In this article, we have explored what is Dapper, key concepts in Dapper and how Dapper is used in System Design.
Table of contents:
- Introduction to Dapper
- Design Principles
- Distributed tracing in Dapper
- Trace collection process
- General purpose Dapper tools
- Usage of Dapper
Introduction to Dapper
Dapper is a distribution tracing solutions developed by Google to provide their developers with more information about the behavior of complex distributed systems. Distributed systems are difficult to observe, not all problems could be pinpointed based on logs and statistics. For instance, a simple search query through the frontend server will be sent to multiple servers in the backend for processing. This include searching within its own index, specific category of results such as images, news, video and retrieving related advertising. One of these servers in the backend could be performing poorly which result in the delay in the overall response. It would be hard to pinpoint which service is causing the issue and the reason behind it.
These three design principles seek to fulfill the Ubiquitous deployment and continous monitoring requirements of Dapper.
In order to ensure the application team uses the tracing system, there should be negligible performance impact on the running services.
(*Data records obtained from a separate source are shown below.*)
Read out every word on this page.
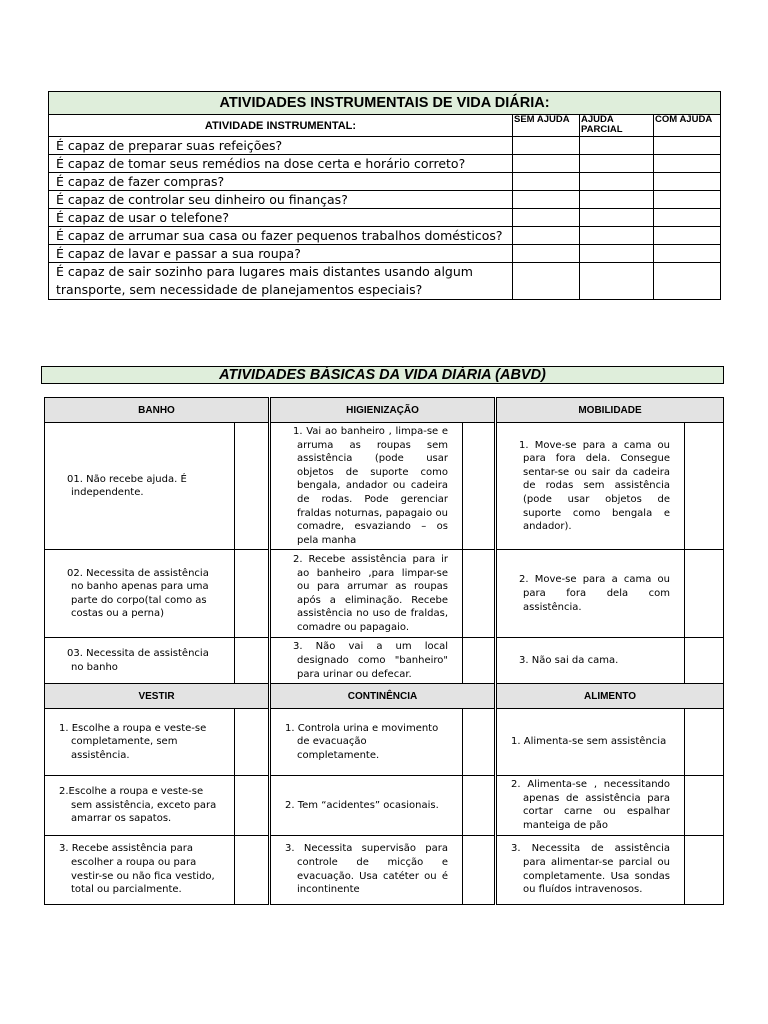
ATIVIDADES INSTRUMENTAIS DE VIDA DIÁRIA:			
ATIVIDADE INSTRUMENTAL:	SEM AJUDA	AJUDA PARCIAL	COM AJUDA
É capaz de preparar suas refeições?			
É capaz de tomar seus remédios na dose certa e horário correto?			
É capaz de fazer compras?			
É capaz de controlar seu dinheiro ou finanças?			
É capaz de usar o telefone?			
É capaz de arrumar sua casa ou fazer pequenos trabalhos domésticos?			
É capaz de lavar e passar a sua roupa?			
É capaz de sair sozinho para lugares mais distantes usando algum transporte, sem necessidade de planejamentos especiais?			
ATIVIDADES BÁSICAS DA VIDA DIÁRIA (ABVD)
BANHO			HIGIENIZAÇÃO			MOBILIDADE	

01. Não recebe ajuda. É independente.			1. Vai ao banheiro , limpa-se e arruma as roupas sem assistência (pode usar objetos de suporte como bengala, andador ou cadeira de rodas. Pode gerenciar fraldas noturnas, papagaio ou comadre, esvaziando – os pela manha			1. Move-se para a cama ou para fora dela. Consegue sentar-se ou sair da cadeira de rodas sem assistência (pode usar objetos de suporte como bengala e andador).	

02. Necessita de assistência no banho apenas para uma parte do corpo(tal como as costas ou a perna)			2. Recebe assistência para ir ao banheiro ,para limpar-se ou para arrumar as roupas após a eliminação. Recebe assistência no uso de fraldas, comadre ou papagaio.			2. Move-se para a cama ou para fora dela com assistência.	

03. Necessita de assistência no banho			3. Não vai a um local designado como "banheiro" para urinar ou defecar.			3. Não sai da cama.	

VESTIR			CONTINÊNCIA			ALIMENTO	

1. Escolhe a roupa e veste-se completamente, sem assistência.			1. Controla urina e movimento de evacuação completamente.			1. Alimenta-se sem assistência	

2.Escolhe a roupa e veste-se sem assistência, exceto para amarrar os sapatos.			2. Tem “acidentes” ocasionais.			2. Alimenta-se , necessitando apenas de assistência para cortar carne ou espalhar manteiga de pão	

3. Recebe assistência para escolher a roupa ou para vestir-se ou não fica vestido, total ou parcialmente.			3. Necessita supervisão para controle de micção e evacuação. Usa catéter ou é incontinente			3. Necessita de assistência para alimentar-se parcial ou completamente. Usa sondas ou fluídos intravenosos.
The tracing system should minimise the intrusive modifications in order to fulfil the ubiquity requirement.
The tracing system should be able to scale with the growth of the applications over the next few years.
Distributed tracing in Dapper
Dapper traces is modeled using trees, spans and annotations. Spans are the basic unit of a Dapper trace tree. For each span, there is a human-readable span name, span-id and parent id. In a Dapper trace, there usually is a single span for each RPC and each level of infrastructure translate to an additional level in the trace tree.
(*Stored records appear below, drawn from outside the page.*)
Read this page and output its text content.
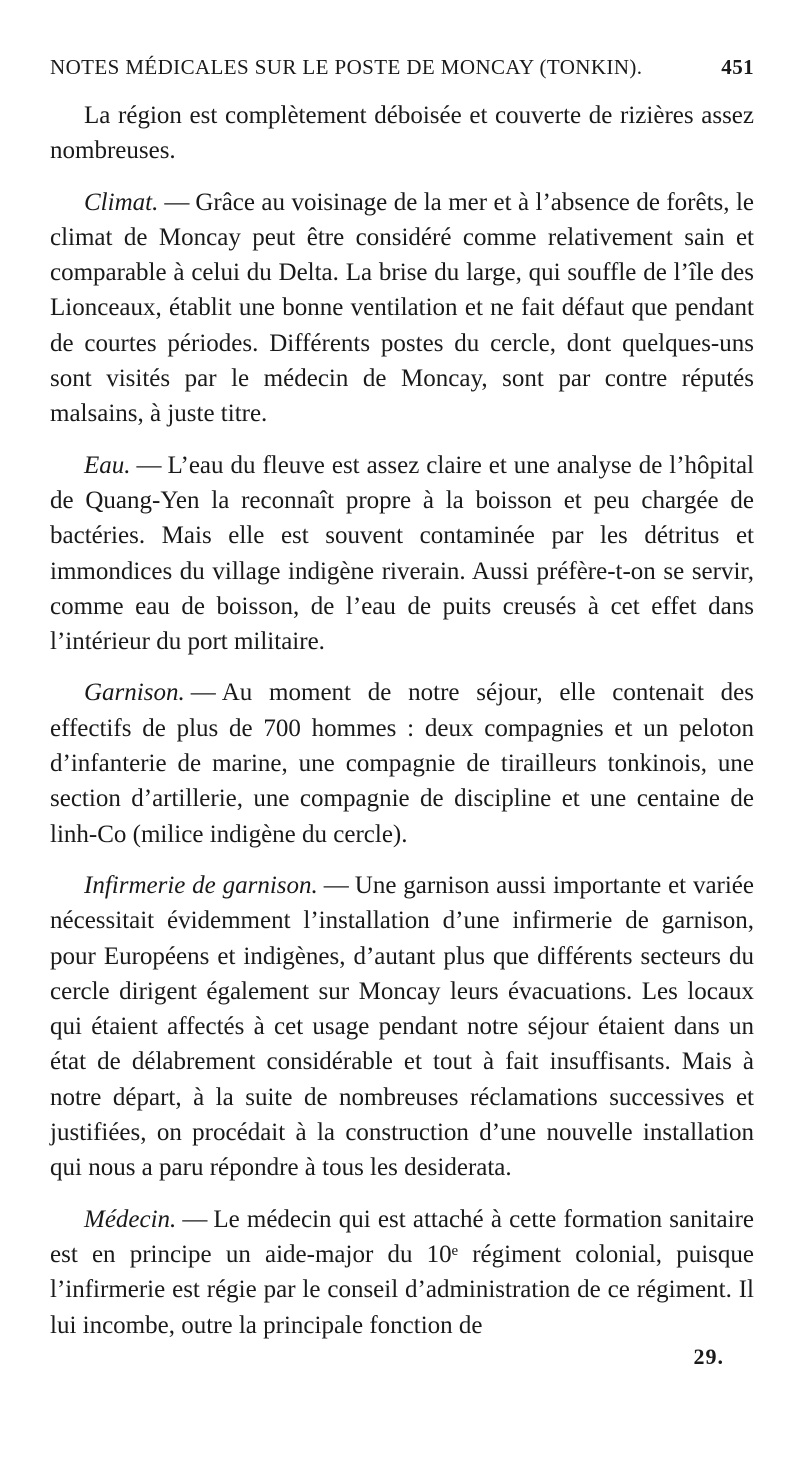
NOTES MÉDICALES SUR LE POSTE DE MONCAY (TONKIN).	451

La région est complètement déboisée et couverte de rizières assez nombreuses.

Climat. — Grâce au voisinage de la mer et à l’absence de forêts, le climat de Moncay peut être considéré comme relativement sain et comparable à celui du Delta. La brise du large, qui souffle de l’île des Lionceaux, établit une bonne ventilation et ne fait défaut que pendant de courtes périodes. Différents postes du cercle, dont quelques-uns sont visités par le médecin de Moncay, sont par contre réputés malsains, à juste titre.

Eau. — L’eau du fleuve est assez claire et une analyse de l’hôpital de Quang-Yen la reconnaît propre à la boisson et peu chargée de bactéries. Mais elle est souvent contaminée par les détritus et immondices du village indigène riverain. Aussi préfère-t-on se servir, comme eau de boisson, de l’eau de puits creusés à cet effet dans l’intérieur du port militaire.

Garnison. — Au moment de notre séjour, elle contenait des effectifs de plus de 700 hommes : deux compagnies et un peloton d’infanterie de marine, une compagnie de tirailleurs tonkinois, une section d’artillerie, une compagnie de discipline et une centaine de linh-Co (milice indigène du cercle).

Infirmerie de garnison. — Une garnison aussi importante et variée nécessitait évidemment l’installation d’une infirmerie de garnison, pour Européens et indigènes, d’autant plus que différents secteurs du cercle dirigent également sur Moncay leurs évacuations. Les locaux qui étaient affectés à cet usage pendant notre séjour étaient dans un état de délabrement considérable et tout à fait insuffisants. Mais à notre départ, à la suite de nombreuses réclamations successives et justifiées, on procédait à la construction d’une nouvelle installation qui nous a paru répondre à tous les desiderata.

Médecin. — Le médecin qui est attaché à cette formation sanitaire est en principe un aide-major du 10ᵉ régiment colonial, puisque l’infirmerie est régie par le conseil d’administration de ce régiment. Il lui incombe, outre la principale fonction de

29.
The application team performing the Dapper trace could marked the trace with its own annotation. It can include value such as time stamps to help to analyze the time consumed at the application service level. It can also be other value or data which can help to investigate an incident.
Whenever a thread processes a traced control path, Dapper insert the trace context to the thread local storage. Trace context is a small, easy to copy container of trace id and span id
Dapper trace tree (Dapper a Large-Scale Distributed Systems Tracing Infrastructure, Google Technical Report dapper 2010)
Trace collection process
The logging process is divided into three steps. Firstly, the Span data is written to a local log file. Secondly, Dapper collectors daemon retrieve them from the production host machines. Lastly, the Collectors record the trace to a single Bigtable repository.
Instead of using Dapper, an alternative is to use RPC to collect information in the interface. However they are unable to handle non-nested distributed execution patterns such as asynchronous processes.
General purpose Dapper tools
The Dapper Depot API (DAPI) provide directed access to the raw data contained within the Dapper trace repositories. Access can be performed via unique trace id or bulk access by leveraging on MapReduce. Furthermore, using Indexed access, whereby it map commonly requested trace feature to distinct dapper traces.
Dapper user Interface
Using the web-based user interface, the user selects the service, time window and the relevant metric value (such as time delay) for their investigation. A table of all performance summaries that meet this condition pattern will be retrieved. Next, the user can select a single distributed execution pattern for further examination. It will show the detailed timestamp distribution of the selected trace.
Dapper user interface (Dapper a Large-Scale Distributed Systems Tracing Infrastructure, Google Technical Report dapper 2010)
Usage of Dapper
Some example of Dapper usage are as follow. Dapper can be used during development to track progress against latency target and identified opitmization opportunities. In terms of addressing long tail latency, Dapper is able to validate critical path for universal search request and provide data to conclude performace issues.
Using Dapper core instrumentation and the trace annotations, we able to infere service dependencies between individual jobs and software infrastructures.
Dapper can be used to provide information with regards to the network usage of different services. The Dapper user interface can group and consolidate trace performace information across layered and shared storage systems.
Firefighting with Dapper can performed during catastrophic failure or services that experience high latency during normal workload. This is done by accessing the Dapper daemon directly to gather and look at fresh data to identify the root causes.
With this article at OpenGenus, you must have the complete idea of Dapper in System Design.